Le cinéaste canadien de renom, Rob Jabbaz, a donné vie à son tout premier opus cinématographique intitulé The Sadness, dans les magnifiques décors taïwanais. Le film met en scène une distribution exclusivement composée d’artistes taïwanais, et son récit, d’une envergure narrative considérable, a été habilement conçu de manière à transcender toute spécificité nationale ou culturelle.
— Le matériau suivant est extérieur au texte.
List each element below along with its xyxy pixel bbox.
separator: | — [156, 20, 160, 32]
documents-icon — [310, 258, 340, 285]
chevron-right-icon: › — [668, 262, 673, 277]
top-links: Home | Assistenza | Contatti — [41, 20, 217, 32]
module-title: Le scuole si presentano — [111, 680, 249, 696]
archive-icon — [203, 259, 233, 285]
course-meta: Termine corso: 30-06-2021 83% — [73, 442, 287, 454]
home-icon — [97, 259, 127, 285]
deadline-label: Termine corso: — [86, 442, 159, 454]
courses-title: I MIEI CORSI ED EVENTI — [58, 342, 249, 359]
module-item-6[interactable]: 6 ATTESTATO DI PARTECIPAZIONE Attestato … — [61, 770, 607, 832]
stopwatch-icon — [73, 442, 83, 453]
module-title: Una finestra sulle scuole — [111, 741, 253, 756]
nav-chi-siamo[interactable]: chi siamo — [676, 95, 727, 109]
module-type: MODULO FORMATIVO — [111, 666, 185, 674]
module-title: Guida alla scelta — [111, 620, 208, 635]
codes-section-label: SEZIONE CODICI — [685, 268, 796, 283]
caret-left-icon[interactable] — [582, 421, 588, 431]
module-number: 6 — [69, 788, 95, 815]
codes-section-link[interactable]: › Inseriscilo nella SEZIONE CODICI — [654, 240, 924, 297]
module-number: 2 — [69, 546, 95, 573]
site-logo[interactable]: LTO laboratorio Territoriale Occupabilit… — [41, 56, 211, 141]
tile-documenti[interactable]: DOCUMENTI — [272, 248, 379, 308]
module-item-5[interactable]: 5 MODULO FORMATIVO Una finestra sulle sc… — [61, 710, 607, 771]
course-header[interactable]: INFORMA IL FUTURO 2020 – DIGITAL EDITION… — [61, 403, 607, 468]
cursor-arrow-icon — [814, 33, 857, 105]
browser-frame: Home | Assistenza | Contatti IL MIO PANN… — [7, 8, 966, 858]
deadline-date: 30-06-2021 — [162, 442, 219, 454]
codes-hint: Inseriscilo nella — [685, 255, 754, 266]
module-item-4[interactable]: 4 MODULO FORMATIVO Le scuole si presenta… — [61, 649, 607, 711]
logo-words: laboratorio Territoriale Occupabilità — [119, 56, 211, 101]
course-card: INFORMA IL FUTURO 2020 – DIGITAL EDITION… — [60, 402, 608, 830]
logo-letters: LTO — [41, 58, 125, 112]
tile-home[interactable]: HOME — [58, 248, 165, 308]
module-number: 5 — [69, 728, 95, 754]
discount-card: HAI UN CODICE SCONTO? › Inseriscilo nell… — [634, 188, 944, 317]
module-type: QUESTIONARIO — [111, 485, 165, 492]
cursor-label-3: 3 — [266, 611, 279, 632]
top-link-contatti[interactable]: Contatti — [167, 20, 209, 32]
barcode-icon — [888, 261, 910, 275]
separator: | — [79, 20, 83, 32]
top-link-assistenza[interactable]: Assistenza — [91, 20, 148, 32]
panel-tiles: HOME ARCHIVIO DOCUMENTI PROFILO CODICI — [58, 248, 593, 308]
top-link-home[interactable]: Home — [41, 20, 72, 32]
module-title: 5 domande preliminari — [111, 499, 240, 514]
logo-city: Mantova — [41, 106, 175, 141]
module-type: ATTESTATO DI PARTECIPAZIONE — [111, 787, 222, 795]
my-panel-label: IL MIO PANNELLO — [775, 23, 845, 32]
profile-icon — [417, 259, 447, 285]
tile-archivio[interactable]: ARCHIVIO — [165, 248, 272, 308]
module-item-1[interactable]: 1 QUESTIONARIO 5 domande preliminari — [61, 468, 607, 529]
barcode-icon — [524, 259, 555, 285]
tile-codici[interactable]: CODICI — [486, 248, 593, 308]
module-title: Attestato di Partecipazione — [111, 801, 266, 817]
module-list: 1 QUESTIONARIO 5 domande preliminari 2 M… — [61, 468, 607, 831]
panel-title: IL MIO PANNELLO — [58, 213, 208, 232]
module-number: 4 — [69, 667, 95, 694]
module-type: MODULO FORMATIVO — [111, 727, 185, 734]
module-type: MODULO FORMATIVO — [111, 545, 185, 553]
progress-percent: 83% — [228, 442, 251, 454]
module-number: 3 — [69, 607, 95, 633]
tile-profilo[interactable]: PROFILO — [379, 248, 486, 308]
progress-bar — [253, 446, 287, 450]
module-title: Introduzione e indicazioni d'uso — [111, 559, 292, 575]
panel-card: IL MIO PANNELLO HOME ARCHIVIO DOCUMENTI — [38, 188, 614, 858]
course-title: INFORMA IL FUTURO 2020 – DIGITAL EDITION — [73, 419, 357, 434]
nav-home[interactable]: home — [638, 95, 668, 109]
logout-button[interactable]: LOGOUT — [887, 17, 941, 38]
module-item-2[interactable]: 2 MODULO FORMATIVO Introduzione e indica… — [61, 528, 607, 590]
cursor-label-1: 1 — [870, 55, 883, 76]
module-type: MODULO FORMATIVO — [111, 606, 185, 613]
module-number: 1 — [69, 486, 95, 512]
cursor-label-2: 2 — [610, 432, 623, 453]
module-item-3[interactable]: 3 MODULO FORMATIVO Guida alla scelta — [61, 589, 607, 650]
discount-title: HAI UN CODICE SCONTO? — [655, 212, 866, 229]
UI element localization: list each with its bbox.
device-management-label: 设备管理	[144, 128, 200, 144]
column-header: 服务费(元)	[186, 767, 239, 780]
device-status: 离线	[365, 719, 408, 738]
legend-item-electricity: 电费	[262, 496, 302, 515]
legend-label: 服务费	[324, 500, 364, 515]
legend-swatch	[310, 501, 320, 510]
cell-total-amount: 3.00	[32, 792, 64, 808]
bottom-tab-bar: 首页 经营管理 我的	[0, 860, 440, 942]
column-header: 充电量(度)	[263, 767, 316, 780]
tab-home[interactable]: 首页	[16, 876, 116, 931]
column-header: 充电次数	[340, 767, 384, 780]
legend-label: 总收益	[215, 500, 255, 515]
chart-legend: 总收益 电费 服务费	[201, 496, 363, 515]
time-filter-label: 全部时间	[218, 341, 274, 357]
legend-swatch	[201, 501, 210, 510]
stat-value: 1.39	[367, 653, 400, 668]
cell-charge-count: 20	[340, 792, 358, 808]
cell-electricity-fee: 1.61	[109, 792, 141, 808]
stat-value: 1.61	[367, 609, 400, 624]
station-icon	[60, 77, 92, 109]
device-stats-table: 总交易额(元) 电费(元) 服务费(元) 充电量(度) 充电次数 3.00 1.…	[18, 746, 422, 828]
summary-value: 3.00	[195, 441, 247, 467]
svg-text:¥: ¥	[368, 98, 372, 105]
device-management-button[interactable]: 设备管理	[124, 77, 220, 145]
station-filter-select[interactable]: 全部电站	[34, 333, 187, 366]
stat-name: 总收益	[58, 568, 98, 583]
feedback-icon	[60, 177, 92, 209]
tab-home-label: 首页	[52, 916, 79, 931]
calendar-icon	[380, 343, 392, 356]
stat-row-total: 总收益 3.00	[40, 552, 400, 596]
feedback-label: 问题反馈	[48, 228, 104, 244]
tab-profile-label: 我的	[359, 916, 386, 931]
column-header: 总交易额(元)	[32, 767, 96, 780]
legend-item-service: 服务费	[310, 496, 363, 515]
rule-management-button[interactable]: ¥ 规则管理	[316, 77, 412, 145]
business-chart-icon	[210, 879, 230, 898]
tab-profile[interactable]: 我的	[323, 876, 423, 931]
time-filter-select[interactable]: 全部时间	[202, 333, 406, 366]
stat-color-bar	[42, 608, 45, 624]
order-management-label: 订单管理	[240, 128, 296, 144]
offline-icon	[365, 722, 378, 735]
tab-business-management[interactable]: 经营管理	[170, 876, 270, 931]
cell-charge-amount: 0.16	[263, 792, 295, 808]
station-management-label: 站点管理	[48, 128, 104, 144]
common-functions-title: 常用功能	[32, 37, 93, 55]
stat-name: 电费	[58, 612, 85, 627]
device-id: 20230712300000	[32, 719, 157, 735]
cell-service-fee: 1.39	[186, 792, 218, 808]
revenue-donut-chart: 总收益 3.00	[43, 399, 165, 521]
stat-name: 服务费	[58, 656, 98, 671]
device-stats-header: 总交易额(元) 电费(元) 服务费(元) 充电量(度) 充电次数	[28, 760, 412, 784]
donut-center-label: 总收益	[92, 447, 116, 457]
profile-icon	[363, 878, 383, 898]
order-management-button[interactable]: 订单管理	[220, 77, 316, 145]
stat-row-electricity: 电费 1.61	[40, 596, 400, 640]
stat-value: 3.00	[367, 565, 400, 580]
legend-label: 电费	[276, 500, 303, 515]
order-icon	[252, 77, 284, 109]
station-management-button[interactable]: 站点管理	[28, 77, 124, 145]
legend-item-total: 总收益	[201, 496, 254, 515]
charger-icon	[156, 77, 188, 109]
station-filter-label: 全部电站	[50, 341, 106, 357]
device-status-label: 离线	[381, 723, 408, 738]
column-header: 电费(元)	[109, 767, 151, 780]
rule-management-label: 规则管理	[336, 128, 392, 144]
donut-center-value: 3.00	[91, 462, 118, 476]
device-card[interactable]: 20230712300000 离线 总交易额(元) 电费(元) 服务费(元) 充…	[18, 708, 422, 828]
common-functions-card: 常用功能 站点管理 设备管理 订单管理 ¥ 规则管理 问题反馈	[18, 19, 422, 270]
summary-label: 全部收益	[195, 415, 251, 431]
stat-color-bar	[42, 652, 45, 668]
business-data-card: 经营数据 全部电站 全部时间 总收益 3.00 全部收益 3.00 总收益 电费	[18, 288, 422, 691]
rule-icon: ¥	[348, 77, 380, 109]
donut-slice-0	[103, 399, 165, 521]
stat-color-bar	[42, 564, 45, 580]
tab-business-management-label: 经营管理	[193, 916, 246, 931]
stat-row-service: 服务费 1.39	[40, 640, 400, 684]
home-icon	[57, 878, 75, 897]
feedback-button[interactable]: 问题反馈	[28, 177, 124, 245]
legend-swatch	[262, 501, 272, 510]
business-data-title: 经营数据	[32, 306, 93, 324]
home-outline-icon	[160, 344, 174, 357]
À la lumière des ravages infligés à la civilisation humaine par la pandémie de COVID-19, il devient impérieux de reconnaître que nous sommes sur le point d’être submergés par une déferlante de films d’horreur axés sur cette thématique (il est d’ailleurs à noter qu’à peine six mois après le début de la phase de confinement la plus stricte, le réalisateur américain Rob Savage avait déjà dévoilé le thriller époustouflant Host). Dans The Sadness, Jabbaz s’approprie habilement le contexte contemporain comme une trampoline propice à son interprétation personnelle des schémas narratifs relatifs aux morts-vivants, héritage de la légendaire saga initiée par George A. Romero.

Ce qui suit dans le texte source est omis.